2021/22 gas winter at last came to an end and one would think that the European gas market can heave a big sigh of relief. But with the onset of injection season you can hardly expect Q2 and Q3 to become less busy than the winter months, with the summer 2022 shaping up to be very eventful.
Contrary to the fears of many, this past winter in Europe was warm enough to prevent some worst-case demand/supply scenarios from happening. When entering this summer period, the region’s underground gas storages were more than 25pc full, including strategic stocks. This is broadly in line with recent years, except for where the inventories stood in 2019 and 2020 due to then above-normal winter temperatures. But that is where the similarities end.
A major difference from prior injection seasons is that this summer shippers should take into account the Commission’s regulation, requiring member states’ storages to be at least 80pc full by 1 November 2022. To reach this level, more than 55 bcm need to be injected into the storages across the continent, which is a feasible task but quite a challenging one. Especially since near-curve contracts are holding a premium to those with delivery in Q3 ’22, as at early April.

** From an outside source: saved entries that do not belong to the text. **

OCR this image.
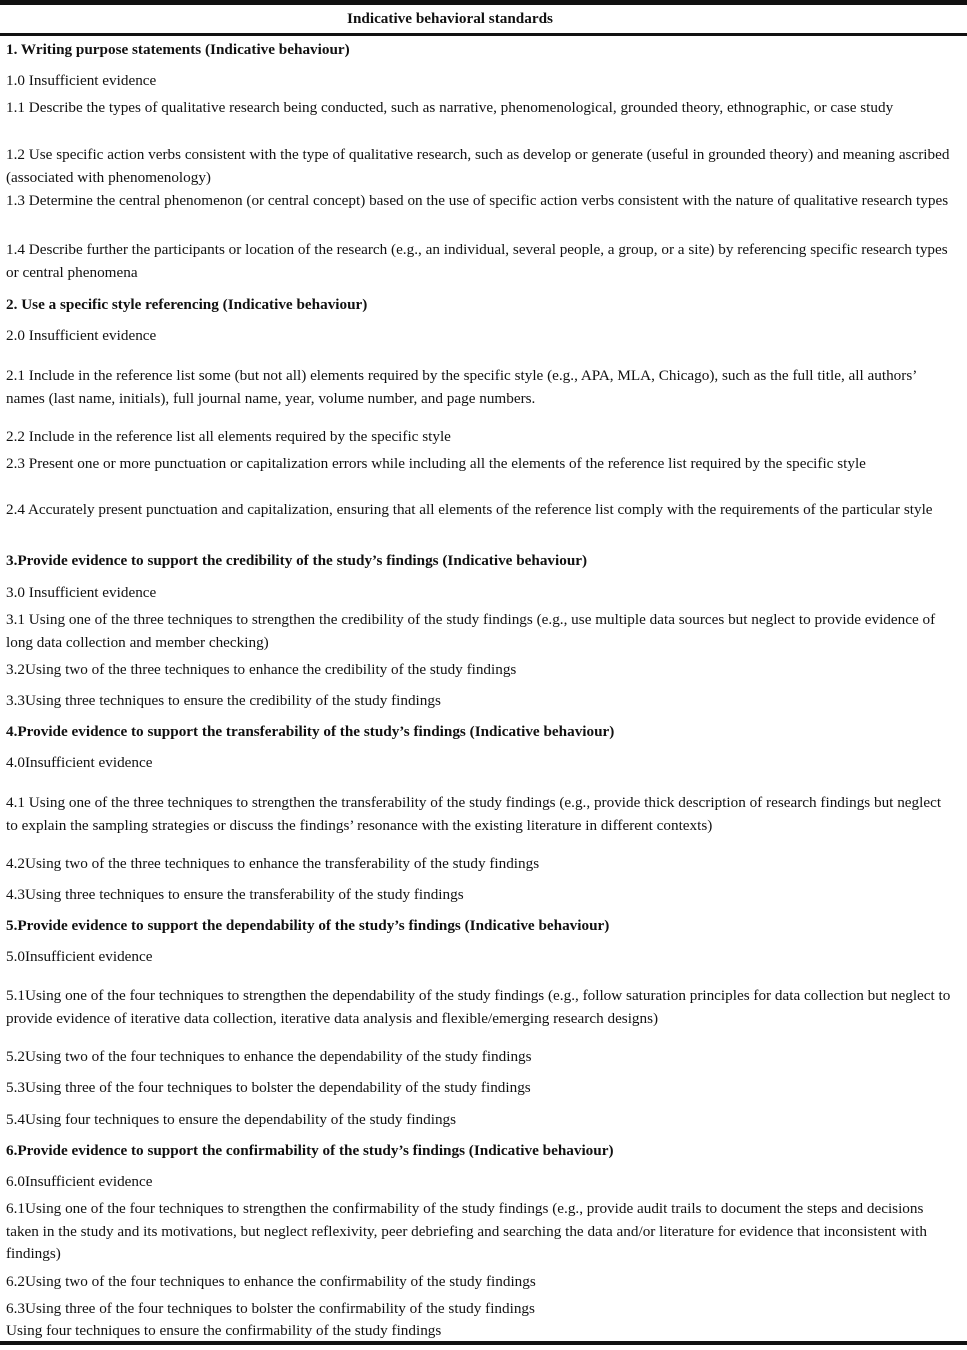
Indicative behavioral standards

1. Writing purpose statements (Indicative behaviour)

1.0 Insufficient evidence

1.1 Describe the types of qualitative research being conducted, such as narrative, phenomenological, grounded theory, ethnographic, or case study

1.2 Use specific action verbs consistent with the type of qualitative research, such as develop or generate (useful in grounded theory) and meaning ascribed (associated with phenomenology)

1.3 Determine the central phenomenon (or central concept) based on the use of specific action verbs consistent with the nature of qualitative research types

1.4 Describe further the participants or location of the research (e.g., an individual, several people, a group, or a site) by referencing specific research types or central phenomena

2. Use a specific style referencing (Indicative behaviour)

2.0 Insufficient evidence

2.1 Include in the reference list some (but not all) elements required by the specific style (e.g., APA, MLA, Chicago), such as the full title, all authors’ names (last name, initials), full journal name, year, volume number, and page numbers.

2.2 Include in the reference list all elements required by the specific style

2.3 Present one or more punctuation or capitalization errors while including all the elements of the reference list required by the specific style

2.4 Accurately present punctuation and capitalization, ensuring that all elements of the reference list comply with the requirements of the particular style

3.Provide evidence to support the credibility of the study’s findings (Indicative behaviour)

3.0 Insufficient evidence

3.1 Using one of the three techniques to strengthen the credibility of the study findings (e.g., use multiple data sources but neglect to provide evidence of long data collection and member checking)

3.2Using two of the three techniques to enhance the credibility of the study findings

3.3Using three techniques to ensure the credibility of the study findings

4.Provide evidence to support the transferability of the study’s findings (Indicative behaviour)

4.0Insufficient evidence

4.1 Using one of the three techniques to strengthen the transferability of the study findings (e.g., provide thick description of research findings but neglect to explain the sampling strategies or discuss the findings’ resonance with the existing literature in different contexts)

4.2Using two of the three techniques to enhance the transferability of the study findings

4.3Using three techniques to ensure the transferability of the study findings

5.Provide evidence to support the dependability of the study’s findings (Indicative behaviour)

5.0Insufficient evidence

5.1Using one of the four techniques to strengthen the dependability of the study findings (e.g., follow saturation principles for data collection but neglect to provide evidence of iterative data collection, iterative data analysis and flexible/emerging research designs)

5.2Using two of the four techniques to enhance the dependability of the study findings

5.3Using three of the four techniques to bolster the dependability of the study findings

5.4Using four techniques to ensure the dependability of the study findings

6.Provide evidence to support the confirmability of the study’s findings (Indicative behaviour)

6.0Insufficient evidence

6.1Using one of the four techniques to strengthen the confirmability of the study findings (e.g., provide audit trails to document the steps and decisions taken in the study and its motivations, but neglect reflexivity, peer debriefing and searching the data and/or literature for evidence that inconsistent with findings)

6.2Using two of the four techniques to enhance the confirmability of the study findings

6.3Using three of the four techniques to bolster the confirmability of the study findings

Using four techniques to ensure the confirmability of the study findings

The success of meeting the 80pc target will very much depend on whether European buyers are able to maintain strong LNG imports throughout the whole gas summer. The current TTF-JKM spread contributes to spot sellers’ preference for the European market over Northeast Asia. But this may change rapidly once Asian importers get into the game.
Of course, there is nothing unusual about the competition for available seaborne volumes between the basins, whether it be summer or winter months. What is unique about the summer 2022 is that spot (and I stress this word) LNG cargoes have now become the region’s best hope for its successful preparation for the heating season.